As described above, the present invention has been specifically described based on the embodiments. However, the present invention is not limited to the above-described embodiments, and it is needless to say that various changes can be made without departing from the gist of the present invention. Absent. For example, in the above embodiment,
Although InP was used as the material of the spacer 4, the present invention is not limited to this, and another semiconductor substrate such as silicon, or a thin polished flat plate such as glass may be used.

[0019]

As described above, according to the method for manufacturing an optical semiconductor device of the present invention, the optical semiconductor chip can be uniformly bonded to the submount without damaging the optical semiconductor chip. Further, since the thermal resistance in the vicinity between the optical semiconductor chip and the submount can be reduced, it is possible to prevent the element characteristics from being deteriorated due to the thermal resistance of the optical semiconductor device. Further, since the pressure at each point of the optical semiconductor chip is reduced, damage to the optical semiconductor chip is reduced.

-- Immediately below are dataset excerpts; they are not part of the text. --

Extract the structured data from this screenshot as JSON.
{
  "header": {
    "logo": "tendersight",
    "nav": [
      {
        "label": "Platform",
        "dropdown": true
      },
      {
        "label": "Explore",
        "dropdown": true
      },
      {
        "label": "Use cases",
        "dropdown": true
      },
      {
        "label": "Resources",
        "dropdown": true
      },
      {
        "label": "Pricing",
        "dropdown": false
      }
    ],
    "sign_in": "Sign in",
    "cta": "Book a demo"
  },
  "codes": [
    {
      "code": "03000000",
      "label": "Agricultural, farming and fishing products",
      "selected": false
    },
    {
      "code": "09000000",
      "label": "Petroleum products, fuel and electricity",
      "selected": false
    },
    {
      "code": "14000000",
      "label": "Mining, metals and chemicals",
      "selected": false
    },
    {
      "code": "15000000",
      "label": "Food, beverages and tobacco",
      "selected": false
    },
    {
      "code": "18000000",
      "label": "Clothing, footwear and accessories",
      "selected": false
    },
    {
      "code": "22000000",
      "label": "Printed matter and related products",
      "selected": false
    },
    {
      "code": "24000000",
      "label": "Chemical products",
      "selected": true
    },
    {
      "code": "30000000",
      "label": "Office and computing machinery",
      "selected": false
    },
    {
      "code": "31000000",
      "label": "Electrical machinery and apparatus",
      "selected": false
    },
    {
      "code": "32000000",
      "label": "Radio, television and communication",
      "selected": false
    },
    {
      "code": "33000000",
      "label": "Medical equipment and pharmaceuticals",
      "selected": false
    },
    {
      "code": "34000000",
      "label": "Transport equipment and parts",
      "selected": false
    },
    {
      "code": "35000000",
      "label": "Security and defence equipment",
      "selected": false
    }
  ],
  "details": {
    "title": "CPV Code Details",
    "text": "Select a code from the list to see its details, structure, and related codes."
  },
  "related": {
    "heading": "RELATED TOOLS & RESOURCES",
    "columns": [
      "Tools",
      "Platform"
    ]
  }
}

[Brief description of the drawings]

FIG. 1 is a diagram for explaining a method of manufacturing an optical semiconductor device according to one embodiment of the present invention.

FIG. 2 is a view for explaining a conventional method for manufacturing an optical semiconductor device.

[Explanation of symbols]

1. Submount, 2. Solder, 3. Optical semiconductor chip,
4 ... spacer, 5 ... tweezers, 6 ... hollow, 7 ... vertical movement axis.

Claims (1)

(57) [Claims] 1. A first step of arranging an optical semiconductor chip on which an optical semiconductor element has been formed at a predetermined position on a submount previously coated with a bonding material, and subsequently pressing and heating the optical semiconductor chip. In the method for manufacturing an optical semiconductor device including a second step of die bonding, a step of placing a spacer on the optical semiconductor chip is provided after the first step, and the spacer is disposed on the optical semiconductor chip. A method for manufacturing an optical semiconductor device, wherein the second step is performed in a state.